立ったり歩いたり座ったりという何げない日常生活には多くの筋肉が使われています。筋肉の力すなわち筋力は、使わなければ衰えてしまうことがわかっており、寝たきりの状態になると3~5週間で約50%の筋力低下が起こるとされています。

こうした「不活動状態により生じる二次障害」を医学用語で「廃用症候群」と呼びます。骨格筋の萎縮や代謝障害、心理的荒廃など、影響は多岐にわたるのが特徴です。動かせないことによって弱る、これは口の中も同じです。
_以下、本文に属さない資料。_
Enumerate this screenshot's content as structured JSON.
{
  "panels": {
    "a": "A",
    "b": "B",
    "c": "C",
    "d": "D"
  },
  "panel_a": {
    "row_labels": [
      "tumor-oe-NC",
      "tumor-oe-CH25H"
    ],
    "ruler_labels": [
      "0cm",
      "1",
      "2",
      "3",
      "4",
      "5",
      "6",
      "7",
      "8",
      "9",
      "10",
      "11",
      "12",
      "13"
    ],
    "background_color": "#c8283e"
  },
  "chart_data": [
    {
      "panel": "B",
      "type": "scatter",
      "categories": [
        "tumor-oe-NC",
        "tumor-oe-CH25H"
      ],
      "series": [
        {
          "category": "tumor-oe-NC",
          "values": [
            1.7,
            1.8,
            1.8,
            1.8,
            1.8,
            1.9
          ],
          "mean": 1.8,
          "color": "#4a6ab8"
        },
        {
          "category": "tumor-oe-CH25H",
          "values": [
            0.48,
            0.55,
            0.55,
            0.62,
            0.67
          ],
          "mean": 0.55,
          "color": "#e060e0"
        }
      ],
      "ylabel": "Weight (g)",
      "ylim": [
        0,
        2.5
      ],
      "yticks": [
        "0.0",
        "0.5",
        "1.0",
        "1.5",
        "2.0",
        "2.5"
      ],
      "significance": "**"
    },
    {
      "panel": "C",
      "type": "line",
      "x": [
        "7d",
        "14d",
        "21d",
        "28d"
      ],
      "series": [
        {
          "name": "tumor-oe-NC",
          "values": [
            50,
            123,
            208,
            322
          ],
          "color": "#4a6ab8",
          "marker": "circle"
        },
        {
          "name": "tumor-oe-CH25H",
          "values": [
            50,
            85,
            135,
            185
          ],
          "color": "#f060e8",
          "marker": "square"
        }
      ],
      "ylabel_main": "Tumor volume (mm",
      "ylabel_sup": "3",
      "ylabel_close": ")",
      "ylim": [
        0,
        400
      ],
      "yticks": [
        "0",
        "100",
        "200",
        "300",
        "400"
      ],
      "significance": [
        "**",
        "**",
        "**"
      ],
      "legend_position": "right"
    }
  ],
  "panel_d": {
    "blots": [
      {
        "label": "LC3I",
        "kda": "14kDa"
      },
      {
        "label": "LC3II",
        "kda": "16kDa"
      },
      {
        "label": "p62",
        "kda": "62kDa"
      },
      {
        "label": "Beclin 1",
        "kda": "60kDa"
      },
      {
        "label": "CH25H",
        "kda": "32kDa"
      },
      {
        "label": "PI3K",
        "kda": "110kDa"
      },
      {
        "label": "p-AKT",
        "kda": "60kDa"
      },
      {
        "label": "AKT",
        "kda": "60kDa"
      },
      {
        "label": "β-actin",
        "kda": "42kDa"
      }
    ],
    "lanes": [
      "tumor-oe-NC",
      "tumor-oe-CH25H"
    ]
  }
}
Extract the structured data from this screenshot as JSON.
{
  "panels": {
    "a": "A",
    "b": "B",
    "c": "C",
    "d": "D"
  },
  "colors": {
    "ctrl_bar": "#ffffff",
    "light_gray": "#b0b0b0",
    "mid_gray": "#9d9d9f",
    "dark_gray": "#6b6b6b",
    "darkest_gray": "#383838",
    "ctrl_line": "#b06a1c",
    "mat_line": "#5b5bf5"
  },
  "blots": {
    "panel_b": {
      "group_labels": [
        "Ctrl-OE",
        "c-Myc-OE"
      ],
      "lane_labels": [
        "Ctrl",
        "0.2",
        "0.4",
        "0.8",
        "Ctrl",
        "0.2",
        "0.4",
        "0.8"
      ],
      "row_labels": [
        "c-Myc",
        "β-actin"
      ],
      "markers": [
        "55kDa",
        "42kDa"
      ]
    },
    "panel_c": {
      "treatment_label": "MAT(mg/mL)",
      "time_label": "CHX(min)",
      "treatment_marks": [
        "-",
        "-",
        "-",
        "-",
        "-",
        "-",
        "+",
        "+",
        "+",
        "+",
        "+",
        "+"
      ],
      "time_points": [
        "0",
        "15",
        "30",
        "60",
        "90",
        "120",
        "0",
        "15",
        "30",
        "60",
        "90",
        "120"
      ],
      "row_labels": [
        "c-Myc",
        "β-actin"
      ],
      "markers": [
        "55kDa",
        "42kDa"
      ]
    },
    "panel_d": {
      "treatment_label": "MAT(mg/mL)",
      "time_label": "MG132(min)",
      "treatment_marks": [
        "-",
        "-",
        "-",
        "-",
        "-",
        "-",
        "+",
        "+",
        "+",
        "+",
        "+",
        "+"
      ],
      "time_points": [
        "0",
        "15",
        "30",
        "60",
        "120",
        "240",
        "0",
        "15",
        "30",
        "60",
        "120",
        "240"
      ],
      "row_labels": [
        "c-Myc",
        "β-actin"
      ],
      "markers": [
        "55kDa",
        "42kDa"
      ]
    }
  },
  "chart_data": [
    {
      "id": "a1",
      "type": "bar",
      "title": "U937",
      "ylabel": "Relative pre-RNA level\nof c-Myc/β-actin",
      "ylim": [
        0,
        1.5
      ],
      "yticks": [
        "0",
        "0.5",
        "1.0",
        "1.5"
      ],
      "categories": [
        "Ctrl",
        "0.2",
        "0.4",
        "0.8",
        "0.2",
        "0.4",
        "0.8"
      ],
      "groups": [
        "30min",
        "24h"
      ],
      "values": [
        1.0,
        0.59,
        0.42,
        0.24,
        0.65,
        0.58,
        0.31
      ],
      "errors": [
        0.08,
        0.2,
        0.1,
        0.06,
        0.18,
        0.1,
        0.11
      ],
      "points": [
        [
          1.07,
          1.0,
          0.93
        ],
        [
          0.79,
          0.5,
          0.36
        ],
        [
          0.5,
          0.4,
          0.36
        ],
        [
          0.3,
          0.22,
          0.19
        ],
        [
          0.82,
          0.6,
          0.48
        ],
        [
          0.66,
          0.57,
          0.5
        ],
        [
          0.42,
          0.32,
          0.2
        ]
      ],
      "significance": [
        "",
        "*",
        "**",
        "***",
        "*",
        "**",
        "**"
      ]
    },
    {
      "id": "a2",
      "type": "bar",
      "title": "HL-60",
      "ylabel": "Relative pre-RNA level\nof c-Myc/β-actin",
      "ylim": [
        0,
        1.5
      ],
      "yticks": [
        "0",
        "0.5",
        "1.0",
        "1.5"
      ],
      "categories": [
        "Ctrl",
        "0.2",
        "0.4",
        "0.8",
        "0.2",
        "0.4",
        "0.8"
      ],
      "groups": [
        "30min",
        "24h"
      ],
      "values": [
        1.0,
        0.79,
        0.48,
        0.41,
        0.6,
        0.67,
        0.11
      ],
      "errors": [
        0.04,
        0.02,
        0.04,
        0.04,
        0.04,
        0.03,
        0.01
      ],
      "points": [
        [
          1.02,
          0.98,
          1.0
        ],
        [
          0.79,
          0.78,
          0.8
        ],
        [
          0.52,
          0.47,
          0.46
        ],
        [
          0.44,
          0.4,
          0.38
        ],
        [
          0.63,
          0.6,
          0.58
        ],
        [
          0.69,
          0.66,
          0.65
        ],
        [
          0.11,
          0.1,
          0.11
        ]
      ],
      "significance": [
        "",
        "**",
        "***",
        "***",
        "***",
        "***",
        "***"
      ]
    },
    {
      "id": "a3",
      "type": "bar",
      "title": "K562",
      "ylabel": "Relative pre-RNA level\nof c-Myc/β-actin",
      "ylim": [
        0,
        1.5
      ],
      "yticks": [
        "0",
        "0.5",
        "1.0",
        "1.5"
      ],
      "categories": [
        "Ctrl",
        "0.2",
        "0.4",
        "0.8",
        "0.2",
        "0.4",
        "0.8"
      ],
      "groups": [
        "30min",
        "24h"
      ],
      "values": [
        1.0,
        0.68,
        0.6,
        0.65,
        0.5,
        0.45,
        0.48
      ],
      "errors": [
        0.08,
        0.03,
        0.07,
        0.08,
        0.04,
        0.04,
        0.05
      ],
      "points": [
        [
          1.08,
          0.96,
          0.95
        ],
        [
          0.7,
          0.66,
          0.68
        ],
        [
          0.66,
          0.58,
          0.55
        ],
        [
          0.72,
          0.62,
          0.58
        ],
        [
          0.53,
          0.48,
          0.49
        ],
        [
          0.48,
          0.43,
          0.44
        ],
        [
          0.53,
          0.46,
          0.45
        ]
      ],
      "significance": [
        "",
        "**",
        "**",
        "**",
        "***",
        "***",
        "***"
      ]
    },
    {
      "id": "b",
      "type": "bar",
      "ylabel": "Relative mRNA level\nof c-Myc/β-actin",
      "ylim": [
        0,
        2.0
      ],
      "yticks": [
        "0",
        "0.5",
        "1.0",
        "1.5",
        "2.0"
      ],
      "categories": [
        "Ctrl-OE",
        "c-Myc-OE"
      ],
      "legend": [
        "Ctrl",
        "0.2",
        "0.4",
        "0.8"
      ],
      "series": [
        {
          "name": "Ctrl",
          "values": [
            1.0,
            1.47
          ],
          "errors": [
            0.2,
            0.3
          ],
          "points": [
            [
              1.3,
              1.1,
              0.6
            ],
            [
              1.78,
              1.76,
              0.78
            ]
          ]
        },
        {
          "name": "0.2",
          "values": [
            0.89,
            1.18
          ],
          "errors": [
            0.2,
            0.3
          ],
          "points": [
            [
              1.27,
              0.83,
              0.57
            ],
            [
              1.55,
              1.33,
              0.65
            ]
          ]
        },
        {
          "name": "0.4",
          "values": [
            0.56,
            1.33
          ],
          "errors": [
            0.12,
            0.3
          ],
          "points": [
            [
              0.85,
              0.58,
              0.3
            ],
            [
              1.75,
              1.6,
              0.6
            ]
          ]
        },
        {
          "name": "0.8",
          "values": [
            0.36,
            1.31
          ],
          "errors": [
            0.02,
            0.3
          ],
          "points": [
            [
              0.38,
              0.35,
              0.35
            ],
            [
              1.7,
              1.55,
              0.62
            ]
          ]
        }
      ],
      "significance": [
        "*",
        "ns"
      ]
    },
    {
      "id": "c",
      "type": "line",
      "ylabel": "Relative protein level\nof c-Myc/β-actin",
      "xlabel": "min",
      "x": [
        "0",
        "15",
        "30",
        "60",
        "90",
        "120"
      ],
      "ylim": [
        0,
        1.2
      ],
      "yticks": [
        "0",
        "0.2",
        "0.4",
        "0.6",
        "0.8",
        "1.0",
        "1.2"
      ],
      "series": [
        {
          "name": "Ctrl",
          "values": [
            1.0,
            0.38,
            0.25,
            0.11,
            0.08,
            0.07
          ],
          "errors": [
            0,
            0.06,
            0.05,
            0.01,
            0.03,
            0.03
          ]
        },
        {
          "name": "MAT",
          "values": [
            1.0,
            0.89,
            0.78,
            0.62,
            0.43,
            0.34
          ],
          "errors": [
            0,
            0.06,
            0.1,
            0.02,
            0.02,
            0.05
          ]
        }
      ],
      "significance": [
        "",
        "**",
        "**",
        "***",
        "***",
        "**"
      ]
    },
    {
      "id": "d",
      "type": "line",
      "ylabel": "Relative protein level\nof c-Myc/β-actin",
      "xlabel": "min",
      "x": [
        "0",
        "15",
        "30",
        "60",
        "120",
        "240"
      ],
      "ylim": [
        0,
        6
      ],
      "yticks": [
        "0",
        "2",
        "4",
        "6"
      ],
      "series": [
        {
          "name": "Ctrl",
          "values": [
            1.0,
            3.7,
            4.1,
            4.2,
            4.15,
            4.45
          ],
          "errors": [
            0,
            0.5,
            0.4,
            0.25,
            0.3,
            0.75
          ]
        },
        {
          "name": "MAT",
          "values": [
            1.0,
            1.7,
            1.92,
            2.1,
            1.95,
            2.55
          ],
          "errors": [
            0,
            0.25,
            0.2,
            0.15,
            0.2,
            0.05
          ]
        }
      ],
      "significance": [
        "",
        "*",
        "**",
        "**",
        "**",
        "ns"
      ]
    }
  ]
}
訪問診療に伺った際、要介護者の患者さんにはクリーニングとともに口周りのマッサージや唾液分泌を促すストレッチを行いますが、これは普段ご自身で動かせていない筋肉を刺激することによって、萎縮してしまった力を回復させたいという意図もあります。

マスク装着によって動きが制限されている今、皆さんの口周りの筋肉も衰えている可能性があります。口臭の原因である舌苔(ぜったい=舌の汚れ)がなぜ付着するかというと、動かさない時間が長引くことで唾液が循環せず、洗浄作用が働かないことも理由のひとつです。舌の汚れを鏡の前で確認するついでに、前に出す、左右に思いっきり振る、口を閉じて舌の先をのどの奥に送るイメージでたたむなどの動きを日課にしてみてください。

また、唾液腺を刺激することで分泌を促すマッサージも覚えておくと良いでしょう。耳下腺(左右の耳たぶの下付近を人さし指でグルグル回す)、顎下腺(左右の顎骨の下付近を親指で触り、やわらかい部分を移動させながらグーっと押す)、舌下線(左右の顎の真下に親指を添え、舌を突き上げるようにギュッと押す)という3つがポイントです。唾液がたくさん出ると食後の消化を助ける働きも期待できます。まさに自然治癒力のパワーです。